Dropping off and picking kids up from school…Call me Chauffeur!!

Ian and Sophie getting back from school!

“Wake up kids!  It’s time to get ready for school!”  I turn on the lights and give each child a little nudge.

With sleepy eyes and stretching, there’s the common response, “Okay, dad.”

I rush back downstairs and begin my routine of getting lunches ready while looking at the clock like a hawk.  If I don’t see any kids downstairs dressed, I yell upstairs.

“It’s seven o’clock!  You have five minutes to be down here dressed!”

I then resume finish getting lunches ready at the same time getting breakfast ready.  It’s called mulitasking under pressure!

Five after seven, I yell up to my twins, “Time to eat breakfast!”

My twins finally make it downstairs and begin eating.  I begin combing hair and getting backpacks ready.  I take a quick look out the window to see if the carpool family has arrived.  Of course, they are just pulling up!

I yell to my twins, “They’re here!!  Quick!  Brush your teeth, get coats and backpacks on!!”

I speed up putting lunches in backpacks then get coats.  The twins finish brushing their teeth and put their coats on.  I give them each hugs and kisses and out the door they go!!

Within the next fifteen minutes, I begin prodding my two oldest daughters to speed it up!  It’s jazz band practice, so it’s an early morning for them!  Five minutes later, I look at the clock.

“You have ten minutes to finish getting ready and eat breakfast!”

Of course, with middle schoolers, I am playing a whole new ballgame here.  There’s the extra attention to hair, makeup, clothes and the whole ball of wax that comes with a preteen and a teenager getting ready to go to high school next year!  My sixth grader is still making the adjustment to the whole hair thing.  No make up yet, which is a good thing!

Five more minutes have past.  Abigail, our sixth grader is already at the table eating.  Where’s Madison my soon to be high schooler?  Of course, still in front of the mirror fixing her hair!

“Madison, it’s time to eat!”

With that newly acquired teen attitude that I think was inbred, she responds, “Okay dad!  I’ll be there!”

Finally, she breaks away from the mirror in the bathroom to come eat, only to look at herself in any reflective surface on the way to the table.  Including another mirror in the dining room.

By this time, our fives minutes have past and it’s time to go.

“It’s time to go!  Brush teeth, I’ll get your instruments in the van!”

Finally, they make their way to the van.  Abigail gets in, backpack in tow.  Madison, before getting into the van pauses for a moment to take one last look in the reflection of the van window to primp.  We are off!  Five minutes later, I pull up to the middle school.

“I love you!  Have a good day at school!”

They jump out, tell me goodbye and the van doors close.  At this moment, I am met by silence…..
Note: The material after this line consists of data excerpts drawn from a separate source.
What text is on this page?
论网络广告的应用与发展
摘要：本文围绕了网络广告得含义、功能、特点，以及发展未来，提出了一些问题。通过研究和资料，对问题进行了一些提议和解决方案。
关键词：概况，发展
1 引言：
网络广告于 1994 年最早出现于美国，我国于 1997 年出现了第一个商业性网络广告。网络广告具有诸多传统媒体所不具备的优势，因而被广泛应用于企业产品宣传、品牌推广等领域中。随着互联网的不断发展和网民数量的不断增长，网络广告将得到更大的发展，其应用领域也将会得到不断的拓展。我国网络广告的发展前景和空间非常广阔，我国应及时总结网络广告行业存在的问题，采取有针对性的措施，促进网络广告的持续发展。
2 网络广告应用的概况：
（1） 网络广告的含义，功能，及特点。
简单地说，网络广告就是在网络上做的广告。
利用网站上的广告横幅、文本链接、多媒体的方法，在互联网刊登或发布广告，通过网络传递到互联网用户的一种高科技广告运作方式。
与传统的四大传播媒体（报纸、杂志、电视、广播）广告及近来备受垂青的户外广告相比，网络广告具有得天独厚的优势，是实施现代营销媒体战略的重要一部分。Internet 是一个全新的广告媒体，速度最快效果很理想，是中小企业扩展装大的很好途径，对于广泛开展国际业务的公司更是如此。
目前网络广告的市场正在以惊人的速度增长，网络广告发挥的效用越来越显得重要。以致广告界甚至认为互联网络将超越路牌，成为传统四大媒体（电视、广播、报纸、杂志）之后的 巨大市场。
Have any of you had the experience of dropping off and picking kids up from school?  Or are you currently doing this daily responsibility?  As long as my kids have been in school, I have had this responsibility of being their personal chauffeur.

All our kids have attended or are currently attending a charter school where every parent drops and picks their kids up from school.  It’s a given that parents have to be actively involved when their kids are in a charter school.  As long as I can remember, every morning has always been like clockwork to get everyone out the door.   Luckily for us this year, we car pool with another family who come and drop our twins off at school and then we pick up in the afternoon.  There was one year when I was dropping my two oldest off at school, then at midday dropping my twins off at preschool, then going back and picking up the twins, then picking up my two oldest from school.  I was basically making four trips back and forth to school in one day.  Time management was of the essence if I wanted to get anything done during the day!  I am sure there are parents that know what this is like and some that may be experiencing this very scenario right now as I write this blog.  Believe it not, my wife and I survived!

Being a chauffeur to my kids is important to me.  I enjoy having an active part in their lives and being the last one that they see before going into that big building of learning.  The van ride to school is a moment for me to influence them and remind them to do good.  We talk about treating others with respect and being a friend to all, being an example for good to others and others will follow, taking advantage of this time to learn all that they can from their teachers, and to remember who they are by having integrity and respect for themselves.  After picking them up from school, it’s a time to greet them with a smile and talk about what they learned in school and what good things happened while they were at school.  Dropping off and picking my kids up from school is a time for me, as a parent, to make school a positive experience for them…so yes…call me a chauffeur!